Chi ha l'ultima parola?
Le opinioni variano sul momento giusto per terminare un trattamento aggressivo.
Scritto da Camille Mojica Rey Dall'archivio dei medici
In qualità di direttore dell'unità di terapia intensiva del Memorial Sloan-Kettering Cancer Center di New York, Jeff Groeger, MD, si occupa spesso di pazienti a cui è stato detto che gli resta poco tempo da vivere.
Una volta appresa la cattiva notizia, deve aiutarli a decidere se scegliere il trattamento medico più aggressivo disponibile. "È uno schifo", dice, e si riferisce al carico emotivo che grava sugli operatori sanitari e sui loro cari.
È anche un processo complicato. Si deve tenere conto di tutto, dall'età del paziente alle possibilità di sopravvivere a un trattamento aggressivo, fino ai suoi desideri in merito alle cure di fine vita.
Queste decisioni difficili diventeranno sempre più comuni. Il numero di anziani in America sta crescendo a ritmi vertiginosi e si stanno creando controversie su come trattare i malati.
Alcuni ritengono che i pazienti anziani non dovrebbero essere sottoposti a trattamenti aggressivi perché hanno meno probabilità di sopravvivere agli sforzi eroici. Ma altri ritengono che un pregiudizio nei confronti degli anziani possa portare a negare cure benefiche.
Studio dei tassi di sopravvivenza
Un nuovo studio sulla relazione tra l'età, l'intensità del trattamento e la sopravvivenza alle malattie gravi ha portato a risultati interessanti. I ricercatori di cinque ospedali universitari di tutto il Paese hanno esaminato 9.105 pazienti, di età compresa tra i 18 e i 100 anni, ricoverati in ospedale con malattie gravi.

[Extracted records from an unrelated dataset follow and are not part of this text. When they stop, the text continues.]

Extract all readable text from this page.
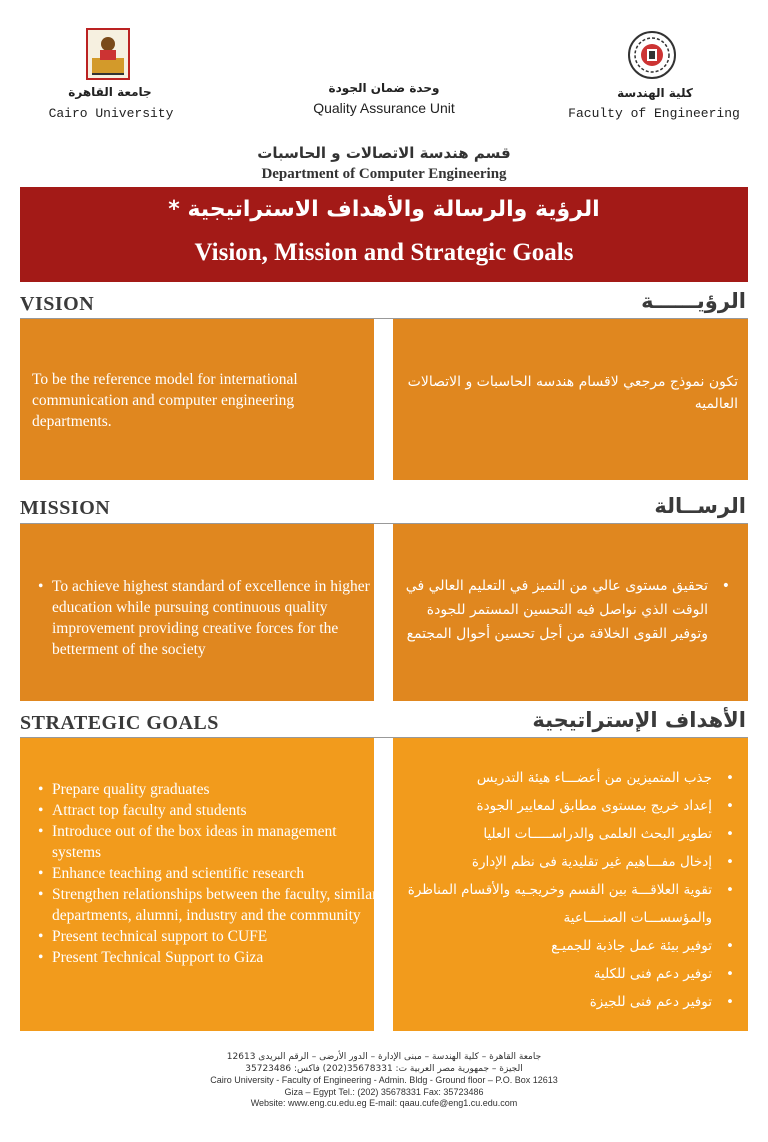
جامعة القاهرة
Cairo University
وحدة ضمان الجودة
Quality Assurance Unit
كلية الهندسة
Faculty of Engineering
قسم هندسة الاتصالات و الحاسبات
Department of Computer Engineering
الرؤية والرسالة والأهداف الاستراتيجية *
Vision, Mission and Strategic Goals
VISION	الرؤيــــــة
To be the reference model for international communication and computer engineering departments.
تكون نموذج مرجعي لاقسام هندسه الحاسبات و الاتصالات العالميه
MISSION	الرســالة
• To achieve highest standard of excellence in higher education while pursuing continuous quality improvement providing creative forces for the betterment of the society
• تحقيق مستوى عالي من التميز في التعليم العالي في الوقت الذي نواصل فيه التحسين المستمر للجودة وتوفير القوى الخلاقة من أجل تحسين أحوال المجتمع
STRATEGIC GOALS	الأهداف الإستراتيجية
• Prepare quality graduates
• Attract top faculty and students
• Introduce out of the box ideas in management systems
• Enhance teaching and scientific research
• Strengthen relationships between the faculty, similar departments, alumni, industry and the community
• Present technical support to CUFE
• Present Technical Support to Giza
• جذب المتميزين من أعضـــاء هيئة التدريس
• إعداد خريج بمستوى مطابق لمعايير الجودة
• تطوير البحث العلمى والدراســـــات العليا
• إدخال مفـــاهيم غير تقليدية فى نظم الإدارة
• تقوية العلاقـــة بين القسم وخريجـيه والأقسام المناظرة والمؤسســـات الصنــــاعية
• توفير بيئة عمل جاذبة للجميـع
• توفير دعم فنى للكلية
• توفير دعم فنى للجيزة
جامعة القاهرة – كلية الهندسة – مبنى الإدارة – الدور الأرضى – الرقم البريدى 12613
الجيزة – جمهورية مصر العربية ت: 35678331(202) فاكس: 35723486
Cairo University - Faculty of Engineering - Admin. Bldg - Ground floor – P.O. Box 12613
Giza – Egypt Tel.: (202) 35678331 Fax: 35723486
Website: www.eng.cu.edu.eg E-mail: qaau.cufe@eng1.cu.edu.com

Hanno esaminato il legame tra l'età e la probabilità di sopravvivenza a sei mesi di distanza, e in particolare se l'intensità del trattamento influisse sul risultato. Secondo Mary Beth Hamel, MPH, MD, autrice principale dello studio e ricercatrice presso il Beth Israel Deaconess Medical Center di Boston, dopo sei mesi più della metà dei pazienti era ancora viva.

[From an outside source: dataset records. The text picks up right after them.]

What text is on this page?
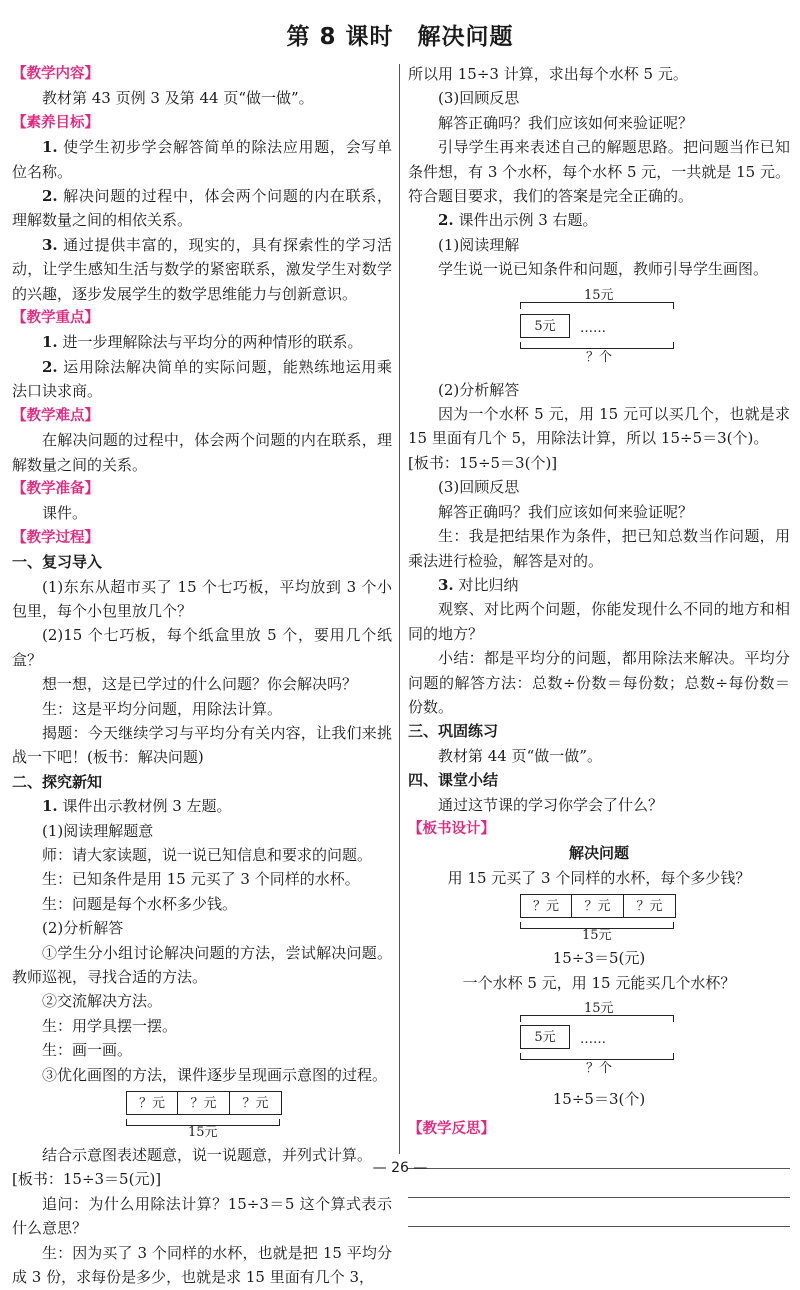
第 8 课时　解决问题

【教学内容】

教材第 43 页例 3 及第 44 页“做一做”。

【素养目标】

1. 使学生初步学会解答简单的除法应用题，会写单位名称。

2. 解决问题的过程中，体会两个问题的内在联系，理解数量之间的相依关系。

3. 通过提供丰富的，现实的，具有探索性的学习活动，让学生感知生活与数学的紧密联系，激发学生对数学的兴趣，逐步发展学生的数学思维能力与创新意识。

【教学重点】

1. 进一步理解除法与平均分的两种情形的联系。

2. 运用除法解决简单的实际问题，能熟练地运用乘法口诀求商。

【教学难点】

在解决问题的过程中，体会两个问题的内在联系，理解数量之间的关系。

【教学准备】

课件。

【教学过程】

一、复习导入

(1)东东从超市买了 15 个七巧板，平均放到 3 个小包里，每个小包里放几个？

(2)15 个七巧板，每个纸盒里放 5 个，要用几个纸盒？

想一想，这是已学过的什么问题？你会解决吗？

生：这是平均分问题，用除法计算。

揭题：今天继续学习与平均分有关内容，让我们来挑战一下吧！(板书：解决问题)

二、探究新知

1. 课件出示教材例 3 左题。

(1)阅读理解题意

师：请大家读题，说一说已知信息和要求的问题。

生：已知条件是用 15 元买了 3 个同样的水杯。

生：问题是每个水杯多少钱。

(2)分析解答

①学生分小组讨论解决问题的方法，尝试解决问题。教师巡视，寻找合适的方法。

②交流解决方法。

生：用学具摆一摆。

生：画一画。

③优化画图的方法，课件逐步呈现画示意图的过程。

？元	？元	？元
15元

结合示意图表述题意，说一说题意，并列式计算。

[板书：15÷3＝5(元)]

追问：为什么用除法计算？15÷3＝5 这个算式表示什么意思？

生：因为买了 3 个同样的水杯，也就是把 15 平均分成 3 份，求每份是多少，也就是求 15 里面有几个 3，

所以用 15÷3 计算，求出每个水杯 5 元。

(3)回顾反思

解答正确吗？我们应该如何来验证呢？

引导学生再来表述自己的解题思路。把问题当作已知条件想，有 3 个水杯，每个水杯 5 元，一共就是 15 元。符合题目要求，我们的答案是完全正确的。

2. 课件出示例 3 右题。

(1)阅读理解

学生说一说已知条件和问题，教师引导学生画图。

15元
5元	……
？个

(2)分析解答

因为一个水杯 5 元，用 15 元可以买几个，也就是求 15 里面有几个 5，用除法计算，所以 15÷5＝3(个)。

[板书：15÷5＝3(个)]

(3)回顾反思

解答正确吗？我们应该如何来验证呢？

生：我是把结果作为条件，把已知总数当作问题，用乘法进行检验，解答是对的。

3. 对比归纳

观察、对比两个问题，你能发现什么不同的地方和相同的地方？

小结：都是平均分的问题，都用除法来解决。平均分问题的解答方法：总数÷份数＝每份数；总数÷每份数＝份数。

三、巩固练习

教材第 44 页“做一做”。

四、课堂小结

通过这节课的学习你学会了什么？

【板书设计】

解决问题

用 15 元买了 3 个同样的水杯，每个多少钱？

？元	？元	？元
15元

15÷3＝5(元)

一个水杯 5 元，用 15 元能买几个水杯？

15元
5元	……
？个

15÷5＝3(个)

【教学反思】

— 26 —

Non sorprende che più il paziente era anziano, più era probabile che morisse durante il periodo di follow-up di sei mesi. L'aspetto sorprendente è che la differenza nei tassi di mortalità è stata minore del previsto. Un 55enne, per esempio, aveva il 44% di probabilità di morire nel periodo di follow-up; un 85enne, il 60%. La gravità della malattia del paziente si è rivelata più importante dell'età per la sopravvivenza.

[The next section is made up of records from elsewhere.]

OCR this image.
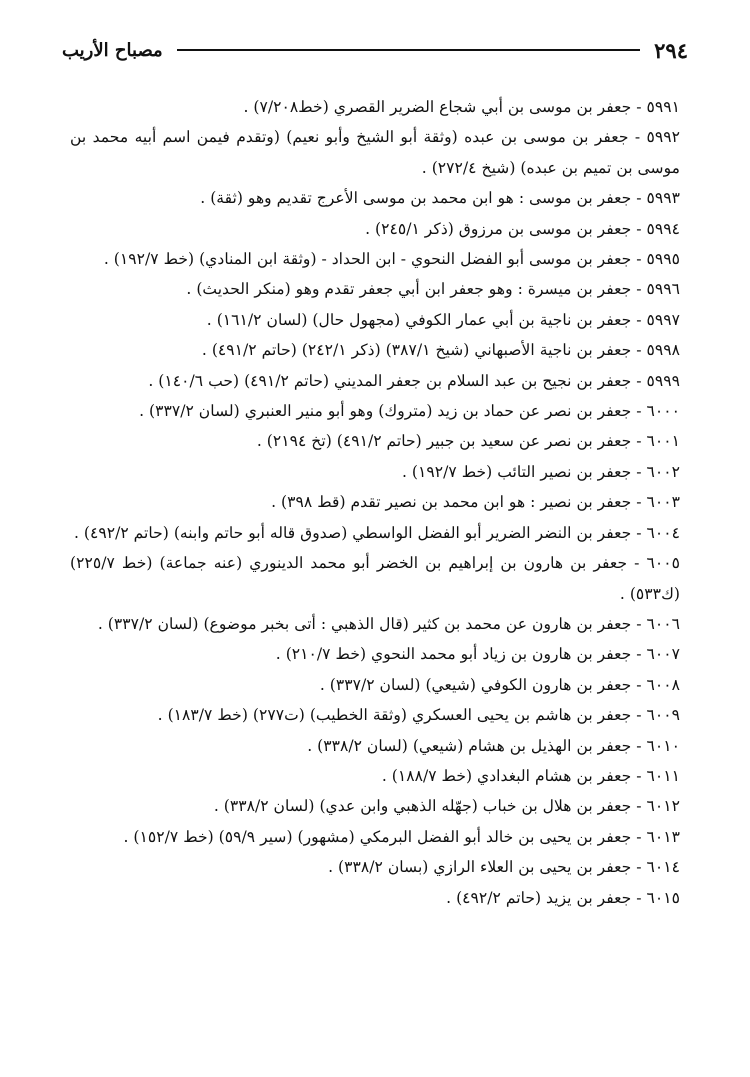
٢٩٤
مصباح الأريب

٥٩٩١ - جعفر بن موسى بن أبي شجاع الضرير القصري (خط٧/٢٠٨) .

٥٩٩٢ - جعفر بن موسى بن عبده (وثقة أبو الشيخ وأبو نعيم) (وتقدم فيمن اسم أبيه محمد بن موسى بن تميم بن عبده) (شيخ ٢٧٢/٤) .

٥٩٩٣ - جعفر بن موسى : هو ابن محمد بن موسى الأعرج تقديم وهو (ثقة) .

٥٩٩٤ - جعفر بن موسى بن مرزوق (ذكر ٢٤٥/١) .

٥٩٩٥ - جعفر بن موسى أبو الفضل النحوي - ابن الحداد - (وثقة ابن المنادي) (خط ١٩٢/٧) .

٥٩٩٦ - جعفر بن ميسرة : وهو جعفر ابن أبي جعفر تقدم وهو (منكر الحديث) .

٥٩٩٧ - جعفر بن ناجية بن أبي عمار الكوفي (مجهول حال) (لسان ١٦١/٢) .

٥٩٩٨ - جعفر بن ناجية الأصبهاني (شيخ ٣٨٧/١) (ذكر ٢٤٢/١) (حاتم ٤٩١/٢) .

٥٩٩٩ - جعفر بن نجيح بن عبد السلام بن جعفر المديني (حاتم ٤٩١/٢) (حب ١٤٠/٦) .

٦٠٠٠ - جعفر بن نصر عن حماد بن زيد (متروك) وهو أبو منير العنبري (لسان ٣٣٧/٢) .

٦٠٠١ - جعفر بن نصر عن سعيد بن جبير (حاتم ٤٩١/٢) (تخ ٢١٩٤) .

٦٠٠٢ - جعفر بن نصير التائب (خط ١٩٢/٧) .

٦٠٠٣ - جعفر بن نصير : هو ابن محمد بن نصير تقدم (قط ٣٩٨) .

٦٠٠٤ - جعفر بن النضر الضرير أبو الفضل الواسطي (صدوق قاله أبو حاتم وابنه) (حاتم ٤٩٢/٢) .

٦٠٠٥ - جعفر بن هارون بن إبراهيم بن الخضر أبو محمد الدينوري (عنه جماعة) (خط ٢٢٥/٧) (ك٥٣٣) .

٦٠٠٦ - جعفر بن هارون عن محمد بن كثير (قال الذهبي : أتى بخبر موضوع) (لسان ٣٣٧/٢) .

٦٠٠٧ - جعفر بن هارون بن زياد أبو محمد النحوي (خط ٢١٠/٧) .

٦٠٠٨ - جعفر بن هارون الكوفي (شيعي) (لسان ٣٣٧/٢) .

٦٠٠٩ - جعفر بن هاشم بن يحيى العسكري (وثقة الخطيب) (ت٢٧٧) (خط ١٨٣/٧) .

٦٠١٠ - جعفر بن الهذيل بن هشام (شيعي) (لسان ٣٣٨/٢) .

٦٠١١ - جعفر بن هشام البغدادي (خط ١٨٨/٧) .

٦٠١٢ - جعفر بن هلال بن خباب (جهّله الذهبي وابن عدي) (لسان ٣٣٨/٢) .

٦٠١٣ - جعفر بن يحيى بن خالد أبو الفضل البرمكي (مشهور) (سير ٥٩/٩) (خط ١٥٢/٧) .

٦٠١٤ - جعفر بن يحيى بن العلاء الرازي (بسان ٣٣٨/٢) .

٦٠١٥ - جعفر بن يزيد (حاتم ٤٩٢/٢) .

I ricercatori affermano di non essere in grado di capire perché i pazienti più anziani siano andati complessivamente peggio delle loro controparti più giovani. "La gente pensa che con l'avanzare dell'età non ci sia più speranza di sopravvivere a una malattia devastante", afferma Hamel. "Non è così".
Sono necessarie altre ricerche?
Alcuni sostengono che siano necessarie ulteriori ricerche. "Dal mio punto di vista, penso che gli anziani siano spesso sottotrattati", afferma Robert Butler, professore di geriatria e direttore dell'International Longevity Center del Mt. Sinai Medical Center di New York. Cita studi che hanno rilevato che i pazienti anziani sono trattati in modo meno aggressivo.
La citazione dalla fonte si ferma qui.